Uma classificação funcional de normas jurídicas

O que procuramos, ao ler as leis e demais entes legislativos, é algo extremamente prático.

Uma classificação funcional das normas jurídicas, com a ressalva de que toda classificação é precária, as dividiria em cinco grupos, sendo que os dois últimos seriam interligados: Normas organizatórias; Normas de competência; Normas técnicas; Normas de conduta; Normas sancionantes.

A tipologia persegue o desejo de ser funcional, adequada à prática do direito. Busca escora teleológica. Efetivamente, o que procuramos, ao ler as leis e demais entes legislativos, é algo extremamente prático. Em real verdade, estamos procurando saber se alguém, pessoa ou órgão, é competente para isso ou aquilo, ou como é ou deve ser a organização das instituições, órgãos e pessoas. Quando não é assim, estamos procurando saber como se deve proceder em certas circunstâncias para realizar a ordem jurídica, ou perquirindo se existe algum dever a ser imputado a alguém, ou se deve ser aplicada a alguém determinada sanção. Vale dizer, o direito existe para instituir e organizar (normas organizatórias), atribuir competências (normas de potestade), criar deveres (normas de conduta ou de dever), punir as transgressões à ordem jurídica (normas sancionantes) e prescrever técnicas de realização da ordem jurídica (normas técnicas ou processuais).

É possível, portanto, operar a concreção do orbe positivo em normas de potestade, sancionatórias, de dever, técnicas e organizatórias.

Normas organizatórias – Instituindo os órgãos do Estado, as instituições e as pessoas. Desse tipo são as normas que prescrevem como deve ser o Estado Federal ou as que declinam os requisitos que deve possuir o ato jurídico ou uma sociedade por cotas de responsabilidade limitada para serem válidos, ou ainda as que definem quais são os pressupostos para um cidadão ser elegível ou comerciante, ou, ainda, ser maior, senador, presidente da República ou prefeito municipal. Neste âmbito se encontram as normas ditas atributivas de qualidades e as de “reconhecimento”, permitindo identificar se as outras normas pertencem ao “sistema”.

Normas de competência – Conferindo “potestades” aos sujeitos públicos e privados para produzir normas de comportamento, interpretá-las e aplicá-las voluntariamente, ex officio ou contenciosamente. Estabeleceriam como deveriam ser exercidas tais potestades, sua extensão e limites. Desse tipo são as normas que outorgam competência aos órgãos dos poderes Legislativo, Executivo e Judiciário para a produção de atos funcionais legislativos, administrativos e jurisdicionais. De igual tipo as normas que investem os particulares de capacidade para praticar e para celebrar atos jurídicos constitutivos (testar, votar, contratar etc.).

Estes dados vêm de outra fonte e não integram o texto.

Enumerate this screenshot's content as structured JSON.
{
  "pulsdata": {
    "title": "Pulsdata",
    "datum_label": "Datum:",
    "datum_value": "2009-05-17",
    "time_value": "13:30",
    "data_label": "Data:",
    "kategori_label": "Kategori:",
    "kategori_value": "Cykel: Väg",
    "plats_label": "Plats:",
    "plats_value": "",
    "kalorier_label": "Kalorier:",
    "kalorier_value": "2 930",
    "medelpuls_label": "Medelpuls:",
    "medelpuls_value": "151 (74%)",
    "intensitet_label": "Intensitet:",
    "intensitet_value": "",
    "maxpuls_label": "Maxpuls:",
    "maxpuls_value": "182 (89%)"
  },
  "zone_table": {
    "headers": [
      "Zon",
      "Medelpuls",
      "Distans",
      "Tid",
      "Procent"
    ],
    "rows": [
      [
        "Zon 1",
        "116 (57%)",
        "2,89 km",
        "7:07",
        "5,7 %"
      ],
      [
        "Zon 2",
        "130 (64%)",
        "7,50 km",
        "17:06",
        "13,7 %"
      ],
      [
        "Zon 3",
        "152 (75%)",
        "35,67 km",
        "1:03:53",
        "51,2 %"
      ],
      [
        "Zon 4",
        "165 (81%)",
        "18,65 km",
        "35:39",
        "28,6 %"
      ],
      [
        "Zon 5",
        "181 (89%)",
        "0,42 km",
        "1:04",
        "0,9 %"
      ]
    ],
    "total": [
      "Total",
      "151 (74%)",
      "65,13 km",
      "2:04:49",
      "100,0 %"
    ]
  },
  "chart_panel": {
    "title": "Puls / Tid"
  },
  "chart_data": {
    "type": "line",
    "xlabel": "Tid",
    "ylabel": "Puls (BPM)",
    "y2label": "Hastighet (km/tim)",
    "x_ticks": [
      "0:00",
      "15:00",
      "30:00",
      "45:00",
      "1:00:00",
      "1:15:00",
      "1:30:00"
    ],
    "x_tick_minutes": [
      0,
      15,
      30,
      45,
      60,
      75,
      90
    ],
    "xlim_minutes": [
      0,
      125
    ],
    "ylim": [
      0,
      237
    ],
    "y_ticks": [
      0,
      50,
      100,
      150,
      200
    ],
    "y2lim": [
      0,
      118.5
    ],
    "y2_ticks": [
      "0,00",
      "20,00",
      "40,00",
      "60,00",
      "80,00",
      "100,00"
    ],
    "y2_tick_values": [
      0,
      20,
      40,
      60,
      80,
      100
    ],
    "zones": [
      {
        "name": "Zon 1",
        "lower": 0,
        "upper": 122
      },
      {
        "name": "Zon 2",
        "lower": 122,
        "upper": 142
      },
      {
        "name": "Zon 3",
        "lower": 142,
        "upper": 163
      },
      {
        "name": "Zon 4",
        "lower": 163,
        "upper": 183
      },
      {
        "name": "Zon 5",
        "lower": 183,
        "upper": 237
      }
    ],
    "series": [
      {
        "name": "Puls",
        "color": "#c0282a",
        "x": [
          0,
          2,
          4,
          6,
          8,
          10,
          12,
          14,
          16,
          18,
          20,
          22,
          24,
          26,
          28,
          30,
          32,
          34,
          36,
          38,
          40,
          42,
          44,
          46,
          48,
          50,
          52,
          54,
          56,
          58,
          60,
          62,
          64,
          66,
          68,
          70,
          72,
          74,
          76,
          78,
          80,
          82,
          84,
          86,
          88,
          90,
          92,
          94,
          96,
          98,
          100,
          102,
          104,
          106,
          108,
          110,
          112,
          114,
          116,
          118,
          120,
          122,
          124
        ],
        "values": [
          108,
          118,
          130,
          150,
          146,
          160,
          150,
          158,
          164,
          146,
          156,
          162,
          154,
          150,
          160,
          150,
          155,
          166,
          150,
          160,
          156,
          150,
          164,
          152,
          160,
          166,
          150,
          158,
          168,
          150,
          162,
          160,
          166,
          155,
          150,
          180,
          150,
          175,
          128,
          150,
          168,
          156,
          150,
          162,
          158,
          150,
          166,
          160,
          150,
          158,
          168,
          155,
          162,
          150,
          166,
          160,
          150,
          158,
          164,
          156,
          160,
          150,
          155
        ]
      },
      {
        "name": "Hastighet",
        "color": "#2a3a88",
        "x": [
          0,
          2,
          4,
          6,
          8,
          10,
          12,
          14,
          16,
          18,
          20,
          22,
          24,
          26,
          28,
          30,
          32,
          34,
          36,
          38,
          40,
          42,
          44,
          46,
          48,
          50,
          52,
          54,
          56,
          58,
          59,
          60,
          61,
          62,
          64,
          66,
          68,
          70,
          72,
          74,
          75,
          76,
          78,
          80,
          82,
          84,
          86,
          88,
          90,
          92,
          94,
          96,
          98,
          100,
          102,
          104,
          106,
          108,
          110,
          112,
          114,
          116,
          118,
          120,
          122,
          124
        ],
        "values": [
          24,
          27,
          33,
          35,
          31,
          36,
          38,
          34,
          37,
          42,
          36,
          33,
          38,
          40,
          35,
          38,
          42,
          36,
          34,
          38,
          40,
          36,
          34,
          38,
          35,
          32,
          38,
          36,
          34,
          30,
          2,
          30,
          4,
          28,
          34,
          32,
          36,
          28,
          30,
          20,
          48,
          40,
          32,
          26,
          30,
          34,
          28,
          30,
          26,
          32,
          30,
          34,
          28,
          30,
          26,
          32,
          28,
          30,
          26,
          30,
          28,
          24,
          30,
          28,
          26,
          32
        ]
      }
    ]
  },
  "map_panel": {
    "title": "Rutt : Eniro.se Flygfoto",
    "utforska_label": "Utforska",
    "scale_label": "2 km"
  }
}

Normas técnicas – Prescrevendo como devem ser produzidos os atos adjetivos necessários à vida do direito, como votar, sentenciar, interpor um recurso extraordinário, fazer um testamento válido, celebrar contratos, contrair matrimônio, discutir e votar uma lei complementar da Constituição. (Todas as normas processuais são técnicas.)

Normas de conduta – Destinam-se às autoridades e aos particulares. Desse tipo são as normas que estatuem comportamentos positivos e negativos, desde que ocorrentes certos pressupostos. São nucleares, no sentido de posicionar à sua volta o sistema jurídico. Se o direito teleologicamente busca o controle do meio social, é claro que indica quais são os comportamentos desejáveis. Indica-os, tornando-os obrigatórios, como no caso do dever tributário. As leis preveem a obrigatoriedade do seu cumprimento. Todavia, dita obrigatoriedade comportamental pode não ser expressa na lei. No caso do tributo, é. No caso de homicídio, não. A lei expressa apenas uma punição, ou melhor, a previsão de uma pena para o comportamento homicida. A norma que impõe o dever de não matar é implícita no sistema e, portanto, inexpressa na lei (mais uma vez, a diferença entre norma e lei). As normas de conduta ora impõem comportamentos positivos (é obrigatório pagar Imposto de Renda à União), ora estatuem condutas negativas (é obrigatório não matar). O caráter proibitivo é epifenomênico; se é obrigatório não matar, matar é proibido. Se é obrigatório pagar tributos, não pagá-los é proibido. O proibido e o obrigatório podem ser deduzidos de um outro tipo de norma que a seguir veremos, a punitiva. Isso induzirá a conclusões a respeito das normas de conduta, ao ponto de vê-las supérfluas, despiciendas ou desnecessárias. Isso jamais como queria Kelsen.